Personal information
- Born: 19 August 1941 (age 84)

Playing information
- Position: Centre, Wing
Club
| Years | Team | Pld | T | G | FG | P |
| 1967–73 | Wests (Newcastle) | 83 |  |  |  |  |
Representative
| Years | Team | Pld | T | G | FG | P |
|  | Newcastle |  |  |  |  |  |
| 1967–70 | Country NSW | 3 | 2 | 9 |  | 24 |
| 1969–70 | New South Wales | 5 | 4 | 1 |  | 13 |
| 1969–70 | Australia | 7 | 6 | 0 | 0 | 18 |
- Source:

= John Cootes =

Australia international rugby league player (born 1941)

John Cootes (born 19 August 1941), nicknamed "the footballing priest", is an Australian former professional rugby league footballer who played in the 1960s and 1970s, and Roman Catholic priest. An Australia international representative three-quarter back and adept goal-kicker, he played club football in the Newcastle Rugby League for Western Suburbs during the 1960s and also later worked as a television commentator and presenter.

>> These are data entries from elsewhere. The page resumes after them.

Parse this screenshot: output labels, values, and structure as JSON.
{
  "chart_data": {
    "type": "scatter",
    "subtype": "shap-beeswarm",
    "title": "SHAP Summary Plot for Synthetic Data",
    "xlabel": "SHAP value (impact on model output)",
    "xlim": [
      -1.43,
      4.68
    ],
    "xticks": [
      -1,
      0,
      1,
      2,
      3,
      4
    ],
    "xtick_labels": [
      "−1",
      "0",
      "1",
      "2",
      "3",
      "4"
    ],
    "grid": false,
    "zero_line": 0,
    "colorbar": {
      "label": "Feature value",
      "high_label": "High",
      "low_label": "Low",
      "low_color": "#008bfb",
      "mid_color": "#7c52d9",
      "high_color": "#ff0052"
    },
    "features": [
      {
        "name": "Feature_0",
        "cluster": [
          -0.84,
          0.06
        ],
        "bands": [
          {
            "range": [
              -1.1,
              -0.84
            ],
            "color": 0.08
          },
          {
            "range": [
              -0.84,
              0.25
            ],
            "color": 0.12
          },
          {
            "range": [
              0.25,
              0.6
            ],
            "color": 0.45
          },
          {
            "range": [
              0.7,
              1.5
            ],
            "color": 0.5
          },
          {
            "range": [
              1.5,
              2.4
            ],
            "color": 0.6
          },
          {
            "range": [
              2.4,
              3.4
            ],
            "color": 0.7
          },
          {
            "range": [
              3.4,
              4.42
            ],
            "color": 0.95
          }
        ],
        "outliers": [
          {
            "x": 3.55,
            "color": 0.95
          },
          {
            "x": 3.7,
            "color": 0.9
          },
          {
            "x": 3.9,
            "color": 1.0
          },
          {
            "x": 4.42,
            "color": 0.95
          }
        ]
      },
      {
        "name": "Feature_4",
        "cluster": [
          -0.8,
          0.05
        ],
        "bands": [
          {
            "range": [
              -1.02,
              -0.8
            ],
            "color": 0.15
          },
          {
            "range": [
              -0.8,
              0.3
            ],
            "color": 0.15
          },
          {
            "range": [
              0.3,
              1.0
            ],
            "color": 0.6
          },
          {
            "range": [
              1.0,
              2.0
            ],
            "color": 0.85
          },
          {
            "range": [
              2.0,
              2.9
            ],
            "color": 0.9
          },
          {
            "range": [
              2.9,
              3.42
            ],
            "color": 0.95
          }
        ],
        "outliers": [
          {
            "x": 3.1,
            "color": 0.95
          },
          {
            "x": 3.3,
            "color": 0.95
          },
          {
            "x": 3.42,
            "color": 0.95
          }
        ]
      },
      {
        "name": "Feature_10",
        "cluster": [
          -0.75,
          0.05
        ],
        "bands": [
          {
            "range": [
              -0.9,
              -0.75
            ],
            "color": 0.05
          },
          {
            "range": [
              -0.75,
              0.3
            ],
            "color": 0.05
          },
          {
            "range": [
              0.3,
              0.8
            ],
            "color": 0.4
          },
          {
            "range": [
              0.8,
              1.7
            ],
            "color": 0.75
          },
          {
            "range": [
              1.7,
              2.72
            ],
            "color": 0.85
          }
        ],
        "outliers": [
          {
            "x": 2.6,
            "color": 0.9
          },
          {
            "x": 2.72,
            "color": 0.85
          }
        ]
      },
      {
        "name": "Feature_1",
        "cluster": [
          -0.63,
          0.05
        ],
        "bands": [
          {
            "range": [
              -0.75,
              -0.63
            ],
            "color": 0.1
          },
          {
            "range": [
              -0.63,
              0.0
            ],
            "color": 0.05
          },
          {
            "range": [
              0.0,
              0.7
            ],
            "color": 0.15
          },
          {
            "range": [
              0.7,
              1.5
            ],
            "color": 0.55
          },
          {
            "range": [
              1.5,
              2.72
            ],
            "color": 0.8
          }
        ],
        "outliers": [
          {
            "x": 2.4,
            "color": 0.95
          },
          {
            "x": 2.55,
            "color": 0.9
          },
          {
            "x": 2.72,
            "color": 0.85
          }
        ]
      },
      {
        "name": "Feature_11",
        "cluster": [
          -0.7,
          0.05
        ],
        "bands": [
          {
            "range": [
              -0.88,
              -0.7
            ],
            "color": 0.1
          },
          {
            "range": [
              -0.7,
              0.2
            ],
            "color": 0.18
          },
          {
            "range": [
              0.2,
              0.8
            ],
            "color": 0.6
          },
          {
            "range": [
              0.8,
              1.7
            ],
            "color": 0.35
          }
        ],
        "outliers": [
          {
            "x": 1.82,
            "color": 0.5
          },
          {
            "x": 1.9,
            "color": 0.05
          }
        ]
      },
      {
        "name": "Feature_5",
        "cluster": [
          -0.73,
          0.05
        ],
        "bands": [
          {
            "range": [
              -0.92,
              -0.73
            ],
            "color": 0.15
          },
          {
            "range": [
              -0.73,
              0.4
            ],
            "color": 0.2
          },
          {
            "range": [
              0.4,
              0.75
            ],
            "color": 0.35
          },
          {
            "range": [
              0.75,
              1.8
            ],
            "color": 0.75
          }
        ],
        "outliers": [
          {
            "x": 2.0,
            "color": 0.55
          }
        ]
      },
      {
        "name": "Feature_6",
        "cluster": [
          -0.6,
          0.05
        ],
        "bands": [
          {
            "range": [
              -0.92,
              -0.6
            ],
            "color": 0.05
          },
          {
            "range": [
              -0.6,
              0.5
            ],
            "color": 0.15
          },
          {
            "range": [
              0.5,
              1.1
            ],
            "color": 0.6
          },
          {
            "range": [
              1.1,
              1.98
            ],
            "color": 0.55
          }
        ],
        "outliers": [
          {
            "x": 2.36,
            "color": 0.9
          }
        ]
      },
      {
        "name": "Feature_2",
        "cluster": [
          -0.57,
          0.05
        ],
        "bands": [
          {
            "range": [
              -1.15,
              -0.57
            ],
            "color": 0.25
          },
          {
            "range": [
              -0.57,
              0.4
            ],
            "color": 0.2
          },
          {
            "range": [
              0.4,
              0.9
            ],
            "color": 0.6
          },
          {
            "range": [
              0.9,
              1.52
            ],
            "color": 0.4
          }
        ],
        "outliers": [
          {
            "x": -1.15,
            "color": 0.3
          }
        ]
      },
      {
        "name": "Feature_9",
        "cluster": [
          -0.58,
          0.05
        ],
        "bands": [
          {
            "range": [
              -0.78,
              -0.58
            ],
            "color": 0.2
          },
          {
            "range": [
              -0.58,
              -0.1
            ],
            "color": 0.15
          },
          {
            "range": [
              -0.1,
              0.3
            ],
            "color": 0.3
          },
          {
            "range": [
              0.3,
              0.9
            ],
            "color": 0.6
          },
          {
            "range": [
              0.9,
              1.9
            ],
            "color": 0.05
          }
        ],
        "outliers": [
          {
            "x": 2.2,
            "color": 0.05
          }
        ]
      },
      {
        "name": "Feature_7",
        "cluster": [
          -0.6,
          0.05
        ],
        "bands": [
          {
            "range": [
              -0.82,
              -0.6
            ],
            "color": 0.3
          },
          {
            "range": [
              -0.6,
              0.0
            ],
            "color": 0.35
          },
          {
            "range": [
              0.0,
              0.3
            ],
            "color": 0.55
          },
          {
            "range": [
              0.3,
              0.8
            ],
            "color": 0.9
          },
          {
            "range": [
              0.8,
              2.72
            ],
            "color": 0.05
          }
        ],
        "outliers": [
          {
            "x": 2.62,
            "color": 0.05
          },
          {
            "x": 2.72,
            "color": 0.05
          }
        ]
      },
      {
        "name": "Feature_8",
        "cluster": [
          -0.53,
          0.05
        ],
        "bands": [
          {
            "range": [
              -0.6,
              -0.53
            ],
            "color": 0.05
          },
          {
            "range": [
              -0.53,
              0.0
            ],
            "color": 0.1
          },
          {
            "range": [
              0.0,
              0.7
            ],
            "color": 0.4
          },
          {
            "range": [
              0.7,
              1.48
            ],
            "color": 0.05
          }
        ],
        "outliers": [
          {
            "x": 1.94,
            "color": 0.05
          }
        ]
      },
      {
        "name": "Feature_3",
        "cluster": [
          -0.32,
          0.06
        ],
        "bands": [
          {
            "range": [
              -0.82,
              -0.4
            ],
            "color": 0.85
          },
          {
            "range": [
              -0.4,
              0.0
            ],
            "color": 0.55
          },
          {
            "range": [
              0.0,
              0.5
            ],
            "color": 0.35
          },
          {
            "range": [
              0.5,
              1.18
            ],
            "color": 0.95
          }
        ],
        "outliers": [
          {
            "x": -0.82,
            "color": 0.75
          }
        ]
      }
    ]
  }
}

Cootes hailed from Newcastle and was trained during childhood by Clive Churchill and later played for the Lazio rugby union club in 1966 while on scholarship to study theology at Rome's Propaganda College.

In 1967 he commenced playing in the Newcastle Rugby League for Western Suburbs.

Father John Cootes became the first Roman Catholic priest to play international rugby league when he was selected for Australia's tour of New Zealand in 1969. Also that year he was named New South Wales' Country Rugby League player of the year. He made appearances for Australia as a three-quarter back in 1969 and 1970. He played in the Newcastle Rugby League grand final-winning Wests side in 1970. Cootes' last Test match was the final of the 1970 World Cup which was against Great Britain at the Headingley ground in Leeds, England. A particularly violent match, Australia won 12–7, with Cootes crossing in the first half, becoming the tournament's top try-scorer.

Having obtained a dispensation to marry, Cootes wed in 1972 in Arizona, US. Eventually he left the priesthood and opened a chain of furniture stores in New South Wales. After football, Cootes also enjoyed a long and successful media career, becoming a sports commentator for Channel 10. In 1979 he was appointed as John Singleton's replacement as host of Channel 10's Saturday Night Live programme. He left Channel 10 in 1983 to concentrate on a business venture, but returned to television in 1986.

He was named at centre in West Rosellas RLFC's team of the century.